NEW YORK — For a few weeks, the Yankees made it look manageable. They lost the best hitter in baseball and kept winning anyway, and the story became how well they were coping without Aaron Judge. That story has run out.
The offense has gone cold all at once, and the absence the team had been masking is now impossible to ignore.
The Yankees have lost five straight and eight of 10, scoring at a rate that would embarrass a last-place club. They were swept by the Red Sox, then crushed 7-3 by the Tigers, and the lineup that once carried them has stopped producing.
What changed is not complicated. The bats around Judge cooled at the same moment, and there is no longer a star to cover for them.
The Yankees can no longer pretend the Judge-sized hole does not exist. National analysts have pinpointed his absence as the root of the slide, the numbers over the last two weeks are among the worst in baseball, and the help on the way does not include the one player who would fix everything. New York entered the week in first place in the American League East and now sits behind the Tampa Bay Rays.
The grace period is over

The Yankees survived the early weeks without Judge because of an initial surge. That cushion is gone. Will Leitch of MLB.com pointed to the exact turn, noting that the offense held up at first but has since cratered.
“The Yankees lineup is finally feeling the loss of Aaron Judge after an initial uptick without him,” Leitch wrote. “They’ve lost nine of their past 16 games, averaging just more than two runs per game.”
The recent run production tells the story. The Yankees have averaged 2.64 runs per game over their last 11, going 3-8 in that stretch, according to CBS Sports. In the four-game sweep at Fenway Park, they scored three, one, one and four runs, totaling nine across the series.
The deeper numbers are uglier. Over the last 15 days, the Yankees own a .679 OPS, 25th in the majors. Over the last week, that figure drops to .503, 29th. For a lineup that began the year as one of the sport’s best, the freefall has been steep and sudden.
The numbers without their captain
Judge’s value shows up starkly in the team’s record. With him in the lineup this season, the Yankees were 36-23. Without him, they are 12-13, a split that captures how much the offense depends on him.

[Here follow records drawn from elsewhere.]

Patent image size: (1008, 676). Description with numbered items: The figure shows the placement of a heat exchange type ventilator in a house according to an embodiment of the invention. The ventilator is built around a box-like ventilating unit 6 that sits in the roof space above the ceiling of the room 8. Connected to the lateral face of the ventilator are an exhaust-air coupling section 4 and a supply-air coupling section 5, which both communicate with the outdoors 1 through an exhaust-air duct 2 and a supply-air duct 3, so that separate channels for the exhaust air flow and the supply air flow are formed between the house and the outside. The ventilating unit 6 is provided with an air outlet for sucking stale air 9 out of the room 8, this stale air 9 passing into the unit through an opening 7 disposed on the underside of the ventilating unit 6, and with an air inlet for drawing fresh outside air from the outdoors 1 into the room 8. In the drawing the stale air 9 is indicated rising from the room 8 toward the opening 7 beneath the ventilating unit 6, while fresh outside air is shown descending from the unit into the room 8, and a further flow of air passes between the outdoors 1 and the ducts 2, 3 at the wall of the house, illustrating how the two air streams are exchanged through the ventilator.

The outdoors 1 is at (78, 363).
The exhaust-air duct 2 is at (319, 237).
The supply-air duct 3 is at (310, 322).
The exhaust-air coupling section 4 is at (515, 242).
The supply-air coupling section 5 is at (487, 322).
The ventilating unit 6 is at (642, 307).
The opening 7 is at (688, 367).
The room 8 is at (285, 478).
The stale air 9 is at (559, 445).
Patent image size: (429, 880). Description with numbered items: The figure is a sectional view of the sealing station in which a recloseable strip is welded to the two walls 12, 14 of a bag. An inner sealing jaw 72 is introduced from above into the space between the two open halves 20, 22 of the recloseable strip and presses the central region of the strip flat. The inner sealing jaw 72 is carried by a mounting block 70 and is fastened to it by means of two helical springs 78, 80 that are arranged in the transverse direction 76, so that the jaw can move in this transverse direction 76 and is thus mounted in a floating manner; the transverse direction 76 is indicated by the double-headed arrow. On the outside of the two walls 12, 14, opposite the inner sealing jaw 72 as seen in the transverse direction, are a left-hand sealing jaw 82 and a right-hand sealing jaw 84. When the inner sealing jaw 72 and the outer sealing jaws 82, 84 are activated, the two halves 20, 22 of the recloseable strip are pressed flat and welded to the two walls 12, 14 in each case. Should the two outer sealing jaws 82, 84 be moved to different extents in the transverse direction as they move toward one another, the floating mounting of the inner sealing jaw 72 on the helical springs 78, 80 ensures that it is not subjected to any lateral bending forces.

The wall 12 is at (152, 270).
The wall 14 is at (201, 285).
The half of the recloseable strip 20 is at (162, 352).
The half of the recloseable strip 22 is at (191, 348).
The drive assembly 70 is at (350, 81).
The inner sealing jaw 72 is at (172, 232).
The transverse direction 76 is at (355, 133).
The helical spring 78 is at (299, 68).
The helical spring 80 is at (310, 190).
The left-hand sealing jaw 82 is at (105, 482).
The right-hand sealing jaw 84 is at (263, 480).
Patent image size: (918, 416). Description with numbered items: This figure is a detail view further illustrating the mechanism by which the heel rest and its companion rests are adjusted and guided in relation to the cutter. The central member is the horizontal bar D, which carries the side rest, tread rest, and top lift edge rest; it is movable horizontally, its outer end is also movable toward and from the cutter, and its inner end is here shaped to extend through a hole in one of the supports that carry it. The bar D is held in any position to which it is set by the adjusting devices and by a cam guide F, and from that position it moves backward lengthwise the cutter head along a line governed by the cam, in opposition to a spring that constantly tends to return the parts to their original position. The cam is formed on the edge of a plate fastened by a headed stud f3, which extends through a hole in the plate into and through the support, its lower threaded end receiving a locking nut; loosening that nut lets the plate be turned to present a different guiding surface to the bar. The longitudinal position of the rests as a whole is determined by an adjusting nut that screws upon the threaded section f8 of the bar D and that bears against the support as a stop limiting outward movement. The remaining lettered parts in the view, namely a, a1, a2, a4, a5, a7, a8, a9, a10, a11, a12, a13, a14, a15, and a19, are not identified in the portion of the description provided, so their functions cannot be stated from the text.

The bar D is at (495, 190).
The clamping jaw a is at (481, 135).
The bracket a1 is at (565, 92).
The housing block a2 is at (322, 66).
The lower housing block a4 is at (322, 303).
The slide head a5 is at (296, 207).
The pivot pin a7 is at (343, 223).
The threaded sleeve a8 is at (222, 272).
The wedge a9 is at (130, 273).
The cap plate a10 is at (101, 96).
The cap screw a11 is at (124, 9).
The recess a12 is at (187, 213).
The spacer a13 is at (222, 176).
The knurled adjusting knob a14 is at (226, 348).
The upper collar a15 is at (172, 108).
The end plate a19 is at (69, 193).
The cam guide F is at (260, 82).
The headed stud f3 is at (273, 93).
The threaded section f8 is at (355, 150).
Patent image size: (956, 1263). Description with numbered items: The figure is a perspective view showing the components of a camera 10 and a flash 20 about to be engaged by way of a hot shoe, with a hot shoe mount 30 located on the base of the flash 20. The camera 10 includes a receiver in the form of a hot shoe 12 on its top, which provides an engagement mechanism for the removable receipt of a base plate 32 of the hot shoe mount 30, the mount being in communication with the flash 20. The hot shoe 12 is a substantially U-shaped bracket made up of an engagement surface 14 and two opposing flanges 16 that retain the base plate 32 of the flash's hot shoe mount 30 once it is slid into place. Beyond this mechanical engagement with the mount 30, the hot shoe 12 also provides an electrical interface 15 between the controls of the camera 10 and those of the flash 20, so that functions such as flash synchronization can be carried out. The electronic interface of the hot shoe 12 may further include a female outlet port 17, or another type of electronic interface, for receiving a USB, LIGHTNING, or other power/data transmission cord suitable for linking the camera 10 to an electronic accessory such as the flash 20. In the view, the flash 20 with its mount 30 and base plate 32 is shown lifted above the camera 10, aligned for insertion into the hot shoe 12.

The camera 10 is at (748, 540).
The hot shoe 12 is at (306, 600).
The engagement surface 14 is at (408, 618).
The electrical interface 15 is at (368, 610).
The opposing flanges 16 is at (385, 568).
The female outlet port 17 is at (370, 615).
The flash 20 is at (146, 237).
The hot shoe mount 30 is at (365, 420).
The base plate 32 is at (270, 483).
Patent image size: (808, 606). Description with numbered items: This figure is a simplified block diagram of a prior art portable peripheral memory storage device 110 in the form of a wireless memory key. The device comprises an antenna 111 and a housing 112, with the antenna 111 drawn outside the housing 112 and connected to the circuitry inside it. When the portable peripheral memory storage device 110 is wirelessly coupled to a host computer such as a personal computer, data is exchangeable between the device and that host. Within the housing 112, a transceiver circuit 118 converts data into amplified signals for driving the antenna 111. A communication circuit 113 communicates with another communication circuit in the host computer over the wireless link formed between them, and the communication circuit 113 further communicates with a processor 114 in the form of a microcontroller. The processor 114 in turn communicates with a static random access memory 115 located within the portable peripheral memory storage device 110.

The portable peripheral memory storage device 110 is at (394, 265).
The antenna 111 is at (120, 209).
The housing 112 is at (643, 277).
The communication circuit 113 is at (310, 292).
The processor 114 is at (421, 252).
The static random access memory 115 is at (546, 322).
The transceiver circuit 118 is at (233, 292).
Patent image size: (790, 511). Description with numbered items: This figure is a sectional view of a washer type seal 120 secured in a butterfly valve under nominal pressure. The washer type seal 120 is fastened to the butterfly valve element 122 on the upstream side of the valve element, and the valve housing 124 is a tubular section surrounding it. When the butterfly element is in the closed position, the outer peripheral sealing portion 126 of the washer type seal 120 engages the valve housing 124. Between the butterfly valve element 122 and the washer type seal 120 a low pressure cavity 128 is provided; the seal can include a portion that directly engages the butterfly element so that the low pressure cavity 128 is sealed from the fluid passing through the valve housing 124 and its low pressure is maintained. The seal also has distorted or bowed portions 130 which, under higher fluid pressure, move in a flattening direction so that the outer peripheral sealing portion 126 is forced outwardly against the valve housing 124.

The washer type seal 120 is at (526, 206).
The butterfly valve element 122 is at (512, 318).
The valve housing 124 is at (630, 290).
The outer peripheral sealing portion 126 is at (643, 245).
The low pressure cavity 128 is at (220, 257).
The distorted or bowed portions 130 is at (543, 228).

He has been out since early June with a fractured right rib and is not close to returning, with no timeline in place. Last season he hit .331 with a .457 on-base percentage and a .688 slugging mark, and he has led the majors in OPS in each of his last three full seasons. There is no replacing that production internally.
The Yankees are not a barren offense on paper. They still lead the majors in home runs, rank seventh in runs scored and sit third in OPS, according to CBS Sports. But they are also 22nd in batting average, an OPS-heavy profile that swings between booms and the kind of prolonged silence on display now.
Over the last four games, that silence reached historic depths. The Yankees hit .098, the worst four-game stretch in franchise history, and became the first team in American League history to bat under .100 while striking out at least 35 times across four games, per data shared by team statisticians.
No one is picking up the slack

A team built to withstand an injury needs its supporting cast to step up. The Yankees have gotten the opposite. Ben Rice, who looked like an MVP candidate early, has regressed hard. After hitting .304 with a .400 on-base percentage and a .641 slugging mark through June 8, he has hit .178 with a .241 on-base mark over his last 18 games, per CBS Sports.
Cody Bellinger rakes at Yankee Stadium but disappears on the road, where he is hitting .182 this season. The rest of the lineup has not filled the void. Jazz Chisholm Jr. is at .223 with a 96 OPS+, Austin Wells is slashing .157/.258/.241 with a 41 OPS+, and Ryan McMahon sits at a 74 OPS+.
The young players given a chance have not seized it. Spencer Jones is hitting .215 with 32 strikeouts in 65 at-bats. Jasson Dominguez is at .214 with a 79 OPS+ and has struck out 21 times against three walks. The depth that was supposed to bridge the gap has instead widened it.
Injuries compound the problem. Giancarlo Stanton is not close to returning, and Trent Grisham, who was raking before a hamstring strain, has been out, though he is expected back this week.
A breaking point with no quick fix
There are reasons the Yankees believe the worst will pass. They have 12 of their next 19 games at home, where Bellinger thrives, and Grisham’s return should lengthen the lineup. Rice’s downturn was a predictable regression rather than a collapse, and Chisholm has shown he can get hot.
But the central truth has hardened into a problem the Yankees can no longer talk around. As CBS Sports put it, the biggest issue is Judge’s absence, and the team will not be a fearsome offense until he is back, with no guarantee that happens soon.
The Yankees, now 48-36, will try to halt the skid Tuesday against the Tigers, sending Cam Schlittler to face Detroit ace Tarik Skubal. A win would ease the panic. It would not change the larger reality. Until Judge returns, this is who the Yankees are, and the last two weeks have shown them exactly what that looks like.